Item 5.02. Departure of Directors or Certain Officers; Election of Directors; Appointment of Certain Officers; Compensatory Arrangements of Certain Officers.

 

On October 2, 2012, the Board of Directors of ExactTarget, Inc. (the “Company”) unanimously voted to appoint Scott S. McCorkle, 46, as the Company’s President, Technology and Strategy, effective immediately.  Mr. McCorkle had served as the Company’s Chief Operating Officer since December, 2008, as the Company’s Vice President, Technology and Product from August, 2005 to July, 2007 and as the Company’s Executive Vice President, Technology and Product from August, 2007 to December, 2008.  Prior to joining the Company, Mr. McCorkle co-founded Mezzia, Inc., a company that provided on-demand software to manage the planning, budgeting, and execution of capital spending and project-based initiatives and was with Mezzia from December 1999 to July 2005, first as its Vice President of Product and then as its President.

 

Also, on October 2, 2012, the Board of Directors of the Company unanimously voted to appoint  Andrew J. Kofoid, 47, as the Company’s Chief Operating Officer, effective immediately.  Mr. Kofoid had served as the Company’s Executive Vice President, Global Sales since May, 2010.  Prior to joining the Company, Mr. Kofoid was Vice President of U.S. Sales at Dassault Systèmes S.A., a global enterprise product lifecycle management software provider.
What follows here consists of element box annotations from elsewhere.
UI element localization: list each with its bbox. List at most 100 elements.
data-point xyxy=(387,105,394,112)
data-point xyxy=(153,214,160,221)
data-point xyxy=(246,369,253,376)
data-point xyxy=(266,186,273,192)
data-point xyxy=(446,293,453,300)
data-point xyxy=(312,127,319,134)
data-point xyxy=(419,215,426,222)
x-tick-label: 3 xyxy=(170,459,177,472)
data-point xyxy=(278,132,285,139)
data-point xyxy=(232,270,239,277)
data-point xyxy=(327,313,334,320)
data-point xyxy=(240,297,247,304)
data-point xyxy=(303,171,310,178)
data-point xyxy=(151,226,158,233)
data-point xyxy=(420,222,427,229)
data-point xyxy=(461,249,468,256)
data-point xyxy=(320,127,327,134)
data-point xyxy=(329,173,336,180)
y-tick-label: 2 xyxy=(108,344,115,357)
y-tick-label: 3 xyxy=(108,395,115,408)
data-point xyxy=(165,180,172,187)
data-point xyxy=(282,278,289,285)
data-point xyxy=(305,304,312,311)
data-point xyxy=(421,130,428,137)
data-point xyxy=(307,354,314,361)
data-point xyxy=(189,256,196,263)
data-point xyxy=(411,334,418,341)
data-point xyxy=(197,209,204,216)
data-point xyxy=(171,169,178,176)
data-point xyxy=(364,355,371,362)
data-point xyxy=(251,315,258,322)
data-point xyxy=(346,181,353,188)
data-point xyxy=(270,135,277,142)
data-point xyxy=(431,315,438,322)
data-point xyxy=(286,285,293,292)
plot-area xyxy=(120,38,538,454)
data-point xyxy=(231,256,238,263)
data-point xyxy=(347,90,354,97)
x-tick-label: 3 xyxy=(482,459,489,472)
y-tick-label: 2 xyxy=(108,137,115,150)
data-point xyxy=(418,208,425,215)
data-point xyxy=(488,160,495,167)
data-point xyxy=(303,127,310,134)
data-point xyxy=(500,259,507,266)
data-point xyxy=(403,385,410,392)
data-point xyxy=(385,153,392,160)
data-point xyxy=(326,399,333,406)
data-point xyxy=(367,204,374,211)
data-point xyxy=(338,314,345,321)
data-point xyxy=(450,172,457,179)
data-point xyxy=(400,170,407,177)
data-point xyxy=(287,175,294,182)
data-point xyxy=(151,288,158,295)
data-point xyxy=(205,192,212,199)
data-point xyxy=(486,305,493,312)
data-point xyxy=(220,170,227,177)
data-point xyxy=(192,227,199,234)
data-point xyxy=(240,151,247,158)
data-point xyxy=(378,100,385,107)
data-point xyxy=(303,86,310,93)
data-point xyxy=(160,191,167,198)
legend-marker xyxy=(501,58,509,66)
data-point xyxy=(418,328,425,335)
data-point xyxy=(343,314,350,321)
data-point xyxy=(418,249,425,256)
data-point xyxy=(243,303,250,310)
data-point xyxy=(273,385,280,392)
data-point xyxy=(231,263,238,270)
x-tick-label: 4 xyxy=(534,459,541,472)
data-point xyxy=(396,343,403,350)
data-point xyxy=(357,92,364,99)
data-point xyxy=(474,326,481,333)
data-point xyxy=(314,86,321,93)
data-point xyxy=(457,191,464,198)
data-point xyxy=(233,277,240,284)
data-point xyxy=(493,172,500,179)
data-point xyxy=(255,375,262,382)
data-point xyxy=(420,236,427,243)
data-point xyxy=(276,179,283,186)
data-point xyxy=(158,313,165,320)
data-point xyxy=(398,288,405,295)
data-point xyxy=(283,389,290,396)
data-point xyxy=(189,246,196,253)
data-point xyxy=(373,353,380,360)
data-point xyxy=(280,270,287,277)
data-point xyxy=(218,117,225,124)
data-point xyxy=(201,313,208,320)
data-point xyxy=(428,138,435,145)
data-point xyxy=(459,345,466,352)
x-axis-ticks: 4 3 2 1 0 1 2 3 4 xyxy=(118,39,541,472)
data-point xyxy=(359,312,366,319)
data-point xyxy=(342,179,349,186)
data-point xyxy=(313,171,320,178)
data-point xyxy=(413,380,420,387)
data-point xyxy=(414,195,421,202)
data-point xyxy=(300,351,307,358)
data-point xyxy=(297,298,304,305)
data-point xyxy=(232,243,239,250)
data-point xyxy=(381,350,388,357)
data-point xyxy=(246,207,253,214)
From 2002 to 2010, Mr. Kofoid served in various U.S.- and European-based sales positions, ranging from Regional Sales Director to Vice President of U.S. Sales where he managed over 200 sales and services team members.

 

A copy of the press release announcing these appointments is attached as Exhibit 99.1 to this Current Report on Form 8-K and is incorporated herein by reference.

 

Item 5.03 Amendments to Articles of Incorporation or Bylaws; Change in Fiscal Year.

 

On October 2, 2012, the Board of Directors of the Company unanimously approved an amendment to the Company’s Amended and Restated Bylaws (as further amended, the “Bylaws”) to revise Article V thereof to set forth the duties of the Chief Operating Officer.  The Bylaws are effective as of October 2, 2012.

 

The above summary of the revision to Article V of the Bylaws is qualified in its entirety by reference to the Bylaws, a copy of which is filed herewith as Exhibit 3.1 and incorporated herein by reference.

 

Item 9.01. Financial Statements and Exhibits.

 

(d) Exhibits

 

Exhibit
No.

 

Description

 

 

 

3.1

 

Amended and Restated Bylaws of ExactTarget, Inc., as further amended.

 

 

 

99.1

 

Press Release dated October 3, 2012.

 

2



 

SIGNATURES

 

Pursuant to the requirements of the Securities Exchange Act of 1934, as amended, the registrant has duly caused this report to be signed on its behalf by the undersigned hereunto duly authorized.

 

 

ExactTarget, Inc.

 

 

Date: October 3, 2012

By:

/s/ Traci M. Dolan

 

Traci M. Dolan

 

Chief Administrative Officer and Secretary

 

EXHIBIT INDEX

 

Exhibit
No.

 

Description

 

 

 

3.1

 

Amended and Restated Bylaws of ExactTarget, Inc., as further amended.

 

 

 

99.1

 

Press Release dated October 3, 2012.